Holzmann, 69, a pensions specialist who has worked at the World Bank and the International Monetary Fund, has long been the favorite for the post, now occupied by Ewald Nowotny, whose term runs until the end of August.
The Austrian National Bank’s governor sits on the ECB’s rate-setting Governing Council.
Austrian officials had said Holzmann was all but certain to take the job under an institutional carve-up agreed between Austria’s two ruling parties, Chancellor Sebastian Kurz’s conservatives and the far-right Freedom Party (FPO).
As Kurz’s party got to appoint former economy minister Harald Mahrer as the central bank’s president, a largely ceremonial role detached from monetary policy, the FPO was free to choose the next governor, said the officials, who declined to be named. Mahrer took up his post last September.
Holzmann’s positions on monetary policy remain largely unknown. He has kept a low public profile and declined interviews since his name began circulating as a likely successor to Nowotny, an ECB hawk who was appointed with the backing of the Social Democrats.
Holzmann was a member of a liberal group of economists close to the FPO and a friend of the party’s former leader Joerg Haider, who first brought the party to mainstream electoral success and died in a car crash in 2008.
He also worked alongside fellow economist Alexander Van der Bellen -- now Austria’s president, elected on an anti-FPO platform -- when they were both at the University of Vienna decades ago.

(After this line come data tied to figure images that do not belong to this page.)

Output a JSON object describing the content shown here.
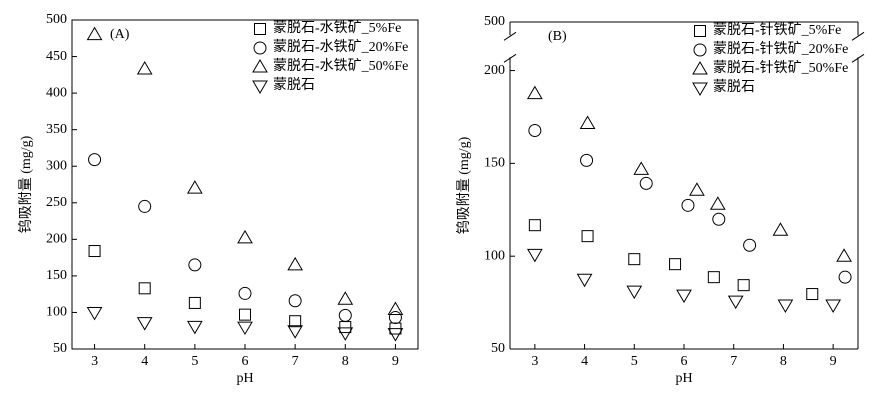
{
  "chart_data": [
    {
      "type": "scatter",
      "panel_label": "(A)",
      "x_label": "pH",
      "y_label": "钨吸附量 (mg/g)",
      "xlim": [
        2.55,
        9.45
      ],
      "xticks": [
        3,
        4,
        5,
        6,
        7,
        8,
        9
      ],
      "ylim": [
        50,
        500
      ],
      "yticks": [
        50,
        100,
        150,
        200,
        250,
        300,
        350,
        400,
        450,
        500
      ],
      "series": [
        {
          "name": "蒙脱石-水铁矿_5%Fe",
          "marker": "square",
          "color": "#000000",
          "x": [
            3,
            4,
            5,
            6,
            7,
            8,
            9
          ],
          "values": [
            184,
            133,
            113,
            97,
            88,
            80,
            78
          ]
        },
        {
          "name": "蒙脱石-水铁矿_20%Fe",
          "marker": "circle",
          "color": "#000000",
          "x": [
            3,
            4,
            5,
            6,
            7,
            8,
            9
          ],
          "values": [
            309,
            245,
            165,
            126,
            116,
            96,
            93
          ]
        },
        {
          "name": "蒙脱石-水铁矿_50%Fe",
          "marker": "triangle-up",
          "color": "#000000",
          "x": [
            3,
            4,
            5,
            6,
            7,
            8,
            9
          ],
          "values": [
            480,
            433,
            270,
            202,
            165,
            118,
            104
          ]
        },
        {
          "name": "蒙脱石",
          "marker": "triangle-down",
          "color": "#000000",
          "x": [
            3,
            4,
            5,
            6,
            7,
            8,
            9
          ],
          "values": [
            100,
            86,
            81,
            80,
            75,
            72,
            71
          ]
        }
      ]
    },
    {
      "type": "scatter",
      "panel_label": "(B)",
      "x_label": "pH",
      "y_label": "钨吸附量 (mg/g)",
      "xlim": [
        2.5,
        9.5
      ],
      "xticks": [
        3,
        4,
        5,
        6,
        7,
        8,
        9
      ],
      "ylim": [
        50,
        500
      ],
      "yticks": [
        50,
        100,
        150,
        200,
        500
      ],
      "y_break": [
        205,
        495
      ],
      "series": [
        {
          "name": "蒙脱石-针铁矿_5%Fe",
          "marker": "square",
          "color": "#000000",
          "x": [
            3,
            4.06,
            5,
            5.82,
            6.6,
            7.2,
            8.58
          ],
          "values": [
            116.7,
            110.8,
            98.4,
            95.7,
            88.7,
            84.4,
            79.6
          ]
        },
        {
          "name": "蒙脱石-针铁矿_20%Fe",
          "marker": "circle",
          "color": "#000000",
          "x": [
            3,
            4.04,
            5.24,
            6.08,
            6.7,
            7.32,
            9.24
          ],
          "values": [
            167.7,
            151.6,
            139.2,
            127.4,
            119.9,
            105.9,
            88.7
          ]
        },
        {
          "name": "蒙脱石-针铁矿_50%Fe",
          "marker": "triangle-up",
          "color": "#000000",
          "x": [
            3,
            4.06,
            5.14,
            6.26,
            6.68,
            7.94,
            9.22
          ],
          "values": [
            187.6,
            171.5,
            146.8,
            135.5,
            128,
            114,
            100
          ]
        },
        {
          "name": "蒙脱石",
          "marker": "triangle-down",
          "color": "#000000",
          "x": [
            3,
            4,
            5,
            6,
            7.04,
            8.04,
            9
          ],
          "values": [
            101,
            87.6,
            81.2,
            79,
            75.8,
            73.7,
            73.7
          ]
        }
      ]
    }
  ]
}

As president, Van der Bellen will have to sign off on Holzmann’s nomination by the cabinet.
Whatever Holzmann’s views, it will be difficult for him to be more outspoken than Nowotny, who drew an extremely rare public rebuke from the ECB last April for telling Reuters what the ECB’s first rate move could be.
“Governor Nowotny’s views are his own. They do not represent the view of the Governing Council,” an ECB spokesman said then.
Newspaper Die Presse has quoted Holzmann as saying that ultra-low interest rates give governments an “illusion about the sustainability of public finances” that could be exposed if rates rise.
Whether he will express such strong views as governor remains to be seen.